Market narratives are flimsy things, and for recent proof we need look no further than the highly anticipated China reopening trade of 2023. In defiance of the assumed wisdom, reopening has not provided a lasting boost to the global economy, and Chinese equities are not racing ahead. The MSCI China index is actually slightly down in local currency terms for the year to date, and down by nearly 8 per cent in sterling terms, at the time of writing. That’s a pretty stark contrast to the big gains seen in regions such as Europe, Japan and the US as part of a relatively broad market rally this year.

The IC’s Alex Hamer notes that mining stocks could feel the brunt of this Chinese weakness, but it also means another false start for plenty of emerging market and Asian equity funds. More than half of the funds from the relevant Investment Association and Association of Investment Companies sectors (including small-cap and income categories) were in the red for 2023 as of early June – an unsurprising fact given China makes up so much of the underlying market.

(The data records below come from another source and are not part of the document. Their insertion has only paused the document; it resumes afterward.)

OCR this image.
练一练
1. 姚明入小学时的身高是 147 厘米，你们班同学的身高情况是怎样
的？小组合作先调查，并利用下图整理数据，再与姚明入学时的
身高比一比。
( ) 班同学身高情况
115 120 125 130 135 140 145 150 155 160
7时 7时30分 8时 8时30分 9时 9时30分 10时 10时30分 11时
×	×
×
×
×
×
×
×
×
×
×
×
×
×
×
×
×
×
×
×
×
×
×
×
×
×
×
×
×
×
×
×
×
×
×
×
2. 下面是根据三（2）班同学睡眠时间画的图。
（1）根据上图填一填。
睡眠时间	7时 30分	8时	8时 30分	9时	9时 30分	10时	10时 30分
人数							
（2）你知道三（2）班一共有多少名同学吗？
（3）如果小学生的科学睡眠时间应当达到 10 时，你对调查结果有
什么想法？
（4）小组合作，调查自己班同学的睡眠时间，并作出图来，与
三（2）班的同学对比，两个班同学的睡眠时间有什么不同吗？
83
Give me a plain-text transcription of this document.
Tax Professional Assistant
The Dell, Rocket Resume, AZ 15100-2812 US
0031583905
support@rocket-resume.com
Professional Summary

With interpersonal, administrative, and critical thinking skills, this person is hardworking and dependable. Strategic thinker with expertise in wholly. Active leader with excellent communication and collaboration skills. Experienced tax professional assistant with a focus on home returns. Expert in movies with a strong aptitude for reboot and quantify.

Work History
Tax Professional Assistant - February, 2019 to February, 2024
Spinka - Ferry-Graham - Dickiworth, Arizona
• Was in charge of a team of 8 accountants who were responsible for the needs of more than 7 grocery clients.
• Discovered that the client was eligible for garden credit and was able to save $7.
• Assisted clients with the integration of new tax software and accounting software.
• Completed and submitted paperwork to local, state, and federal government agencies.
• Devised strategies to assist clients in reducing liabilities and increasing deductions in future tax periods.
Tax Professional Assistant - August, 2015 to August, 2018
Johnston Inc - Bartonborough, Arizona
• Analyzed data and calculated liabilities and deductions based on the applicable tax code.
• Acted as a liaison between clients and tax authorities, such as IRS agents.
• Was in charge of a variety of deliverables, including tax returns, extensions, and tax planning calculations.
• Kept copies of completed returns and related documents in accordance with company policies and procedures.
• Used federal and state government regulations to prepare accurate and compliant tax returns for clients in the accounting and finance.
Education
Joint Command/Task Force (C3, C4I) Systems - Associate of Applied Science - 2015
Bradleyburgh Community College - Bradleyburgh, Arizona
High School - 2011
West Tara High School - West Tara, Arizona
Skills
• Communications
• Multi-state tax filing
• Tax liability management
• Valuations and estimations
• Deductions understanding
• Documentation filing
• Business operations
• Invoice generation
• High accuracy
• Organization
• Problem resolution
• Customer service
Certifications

Some funds have nevertheless made a strong start to the year, in part because they focus on the region in a less conventional way. Invesco Emerging Markets ex China (GB00BJ04JG36), an actively managed fund that has decent exposures to South Korea, India and Taiwan, is up 10 per cent in sterling terms, while passive non-China options such as the Lyxor MSCI Emerging Markets Ex China UCITS ETF (EMXC) have made some reasonable gains too. Pacific Assets (PAC), an investment trust with a big preference for India and little exposure to China in recent years, has enjoyed a share price total return approaching 7 per cent so far, too.

That offers some hope beyond the traditional emerging market portfolio, and some more esoteric names have also had a decent run. Gulf Investment Fund (GIF), which focuses on shares in companies listed in countries such as Saudi Arabia and Qatar, has made strong gains this year, while BlackRock Frontiers Investment Trust (BRFI) is also on the up. BRFI recently listed Indonesia and Saudi Arabia as its biggest country allocations, although the fund tends to have exposure to various geographies, from Vietnam to Kazakhstan and Thailand. It has also been a good few months for Utilico Emerging Markets (UEM), which focuses on infrastructure, utilities and related sectors, and has had a big exposure to Brazil in recent times. Elsewhere Schroder Asian Total Return (ATR), with a focus on Taiwan and Australia, has fared well.

Plenty of investors will not want to write off China, and the four investment trusts dedicated to investing in the country continue to see their shares trade at a notable discount to portfolio net asset value (NAV), meaning a lower entry point for brave bargain hunters. Those so inclined could pair up a dedicated China fund with an Asia or emerging market fund less focused on that particular country, to avoid overlap. As much as the issue won’t go away, there are plenty of ways to tackle it.